China has hit out at Prime Minister Scott Morrison, accusing him of playing dumb over the state of badly-depleted Sino-Australian ties and what has led to their deterioration.
Pressed on recent remarks Mr Morrison made to The Sydney Morning Herald where he said there was still "great value" in the two nation's relations, Foreign Ministry spokesperson Zhao Lijian, who infamously enraged Mr Morrison over a provocative tweet hinting at Australia's alleged war crimes last year, revealed Beijing's disapproval of his comments.
"This is what we Chinese call 'feigning ignorance'," he told reporters.
In yet another defiant public display, Mr Zhao once again stressed the blame for the struggling relationship lay solely with Canberra.
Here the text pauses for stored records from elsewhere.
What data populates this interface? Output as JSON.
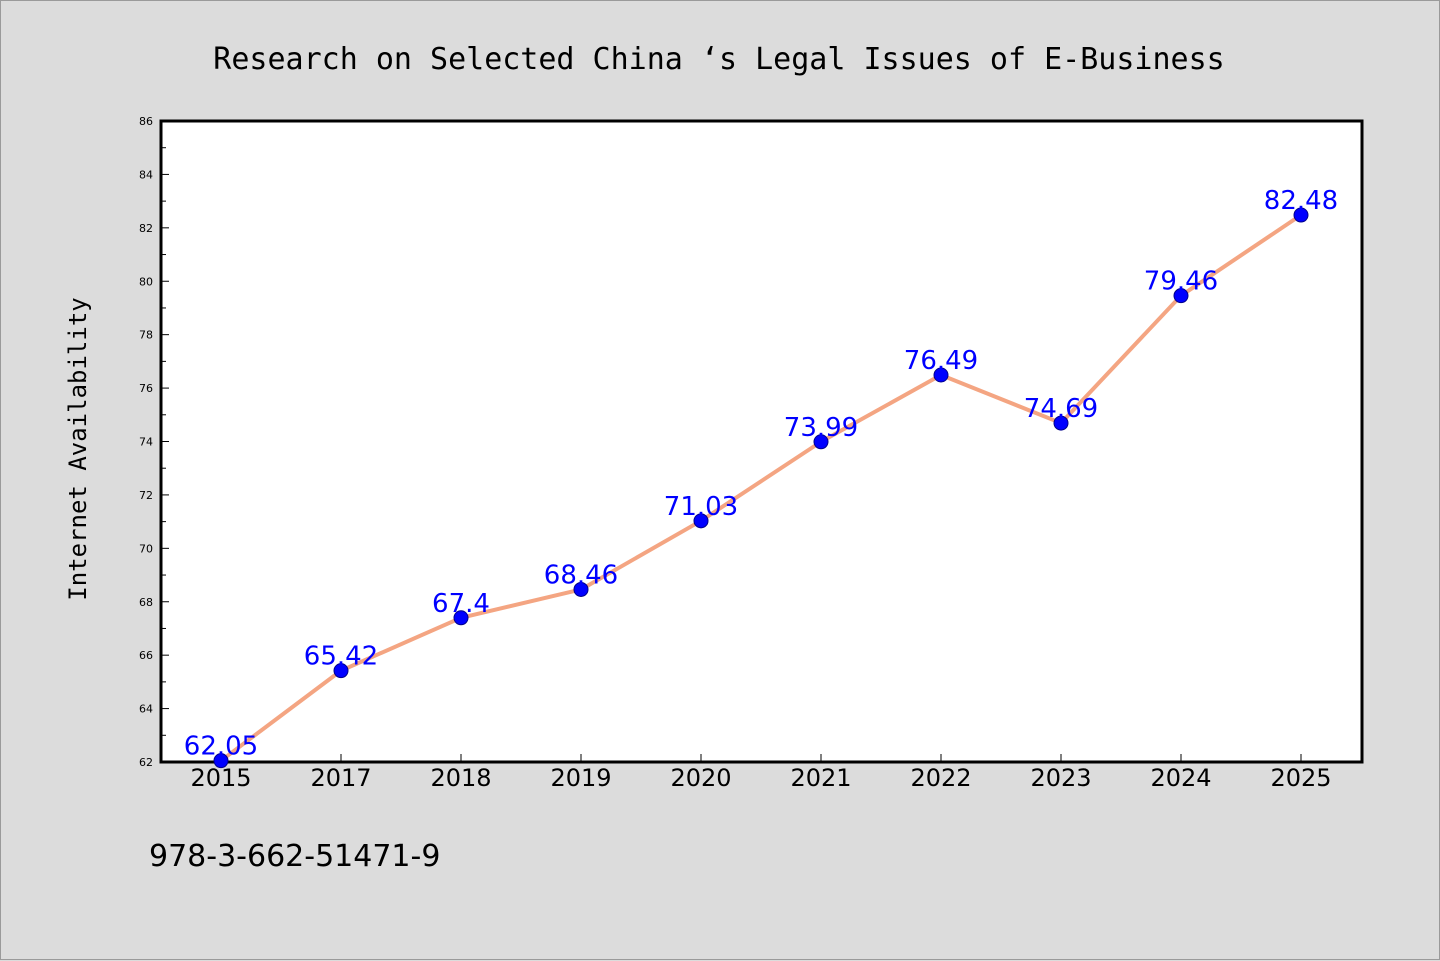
{
  "chart_data": {
    "type": "line",
    "title": "Research on Selected China ‘s Legal Issues of E-Business",
    "xlabel": "",
    "ylabel": "Internet Availability",
    "categories": [
      "2015",
      "2017",
      "2018",
      "2019",
      "2020",
      "2021",
      "2022",
      "2023",
      "2024",
      "2025"
    ],
    "series": [
      {
        "values": [
          62.05,
          65.42,
          67.4,
          68.46,
          71.03,
          73.99,
          76.49,
          74.69,
          79.46,
          82.48
        ]
      }
    ],
    "data_labels": [
      "62.05",
      "65.42",
      "67.4",
      "68.46",
      "71.03",
      "73.99",
      "76.49",
      "74.69",
      "79.46",
      "82.48"
    ],
    "ylim": [
      62,
      86
    ],
    "yticks": [
      "62",
      "64",
      "66",
      "68",
      "70",
      "72",
      "74",
      "76",
      "78",
      "80",
      "82",
      "84",
      "86"
    ],
    "grid": false,
    "legend": "none",
    "colors": {
      "line": "#f4a582",
      "marker_fill": "#0000ff",
      "marker_stroke": "#00008b",
      "data_label": "#0000ff",
      "background": "#dcdcdc",
      "plot_background": "#ffffff"
    }
  },
  "footer": {
    "isbn": "978-3-662-51471-9"
  }
}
"The root cause of the current serious difficulties in China-Australia relations lies in Australia's gross interference in China's internal affairs, impairment of China's interests and unwarranted restrictions on bilateral exchanges and cooperation in various fields.
"The responsibility doesn't rest with China at all."
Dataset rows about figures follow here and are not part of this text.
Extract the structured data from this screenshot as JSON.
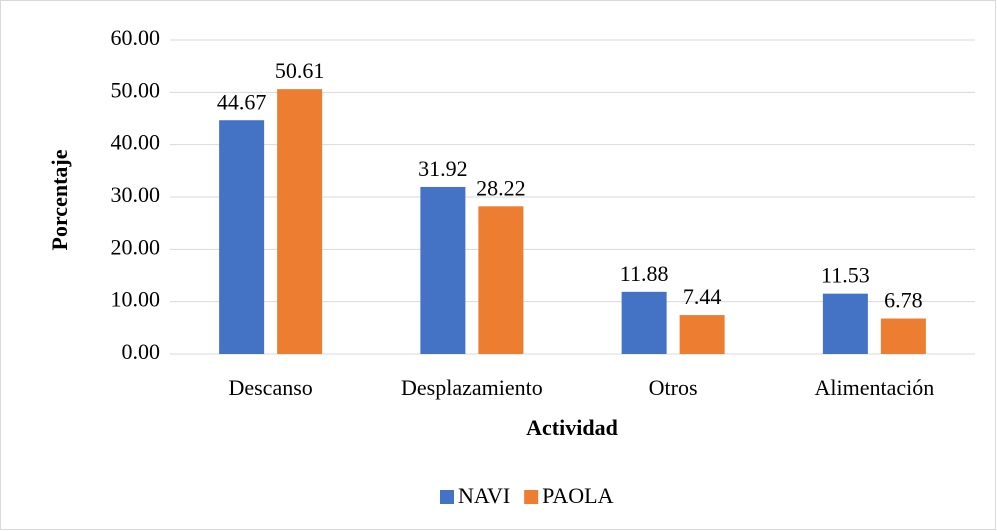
{
  "chart_data": {
    "type": "bar",
    "categories": [
      "Descanso",
      "Desplazamiento",
      "Otros",
      "Alimentación"
    ],
    "series": [
      {
        "name": "NAVI",
        "color": "#4472c4",
        "values": [
          44.67,
          31.92,
          11.88,
          11.53
        ]
      },
      {
        "name": "PAOLA",
        "color": "#ed7d31",
        "values": [
          50.61,
          28.22,
          7.44,
          6.78
        ]
      }
    ],
    "x_label": "Actividad",
    "y_label": "Porcentaje",
    "ylim": [
      0,
      60
    ],
    "yticks": [
      {
        "value": 0,
        "label": "0.00"
      },
      {
        "value": 10,
        "label": "10.00"
      },
      {
        "value": 20,
        "label": "20.00"
      },
      {
        "value": 30,
        "label": "30.00"
      },
      {
        "value": 40,
        "label": "40.00"
      },
      {
        "value": 50,
        "label": "50.00"
      },
      {
        "value": 60,
        "label": "60.00"
      }
    ],
    "grid": true,
    "legend": "bottom"
  }
}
Mr Zhao's latest remarks are yet another stern reminder China is unwilling to budge on what it demands from Australia.
Defiant governments showing no signs of compromise
Beijing has repeatedly called on Canberra to publicly step back from its positions on a series of matters China claims are internal affairs such as Xinjiang, Hong Kong and Taiwan.
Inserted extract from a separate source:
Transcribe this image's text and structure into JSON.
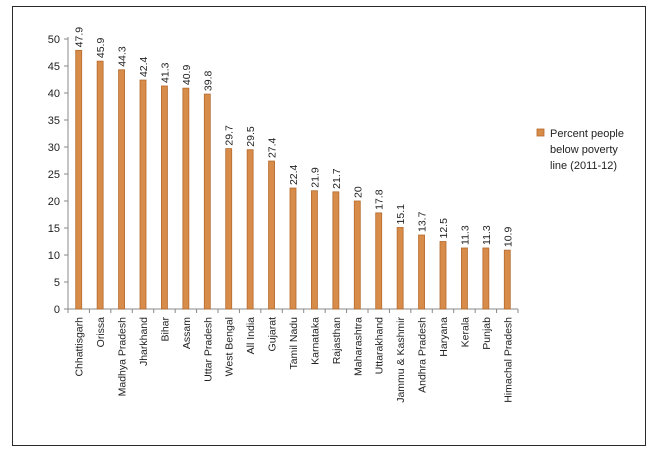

And while Beijing's exact demands are not readily publicised, China’s deputy ambassador to Australia Wang Xining said it would involve "concrete actions" from Canberra.
"What is pressing now is for the Australian side to face squarely the root cause of the setbacks in bilateral relations," Mr Zhao said on Wednesday.
"[Australia needs to] view China and China's development in an objective and rational way, return to the track of China-Australia comprehensive strategic partnership, and do more to enhance mutual trust and promote practical cooperation between the two countries."
Such comments, which are now commonplace at the foreign ministry's daily press conferences, are a result of Australia's antagonising decisions to block key Chinese investment such as Huawei's 5G rollout and China President Xi Jinping's Belt and Road Initiative, antagonising Beijing.
Mr Morrison has repeatedly stressed Australia would not sacrifice its values or its national security to appease Beijing.
Relationship with China still exists, PM says
Despite China's retaliatory moves to slap trade sanctions on a raft of Australian exports, Mr Morrison said sales of other commodities illustrated the relationship had not broken down.
"The relationship still exists, look at trade alone – there have never been bigger volumes," he told The Sydney Morning Herald.
"That's a bit of a proof point. When all's said and done, there's still great value in the relationship."
China is Australia's largest trading partner. In the 12 months to March, Australia exported $149 billion worth of goods to China, down 0.6 per cent from the previous year. Exports, however, have been supported by strong prices for iron ore, the largest single item in trade with China.
On Wednesday, Shadow Foreign Affairs Minister Penny Wong accused the Morrison government of war-mongering for political advantage.
Her comments come as a group of eminent Australians published an open letter to Mr Morrison, labelling the federal government "irresponsible" for "overheated war talk".
They called for legislative change to require a parliamentary vote before Australia enters any international conflict.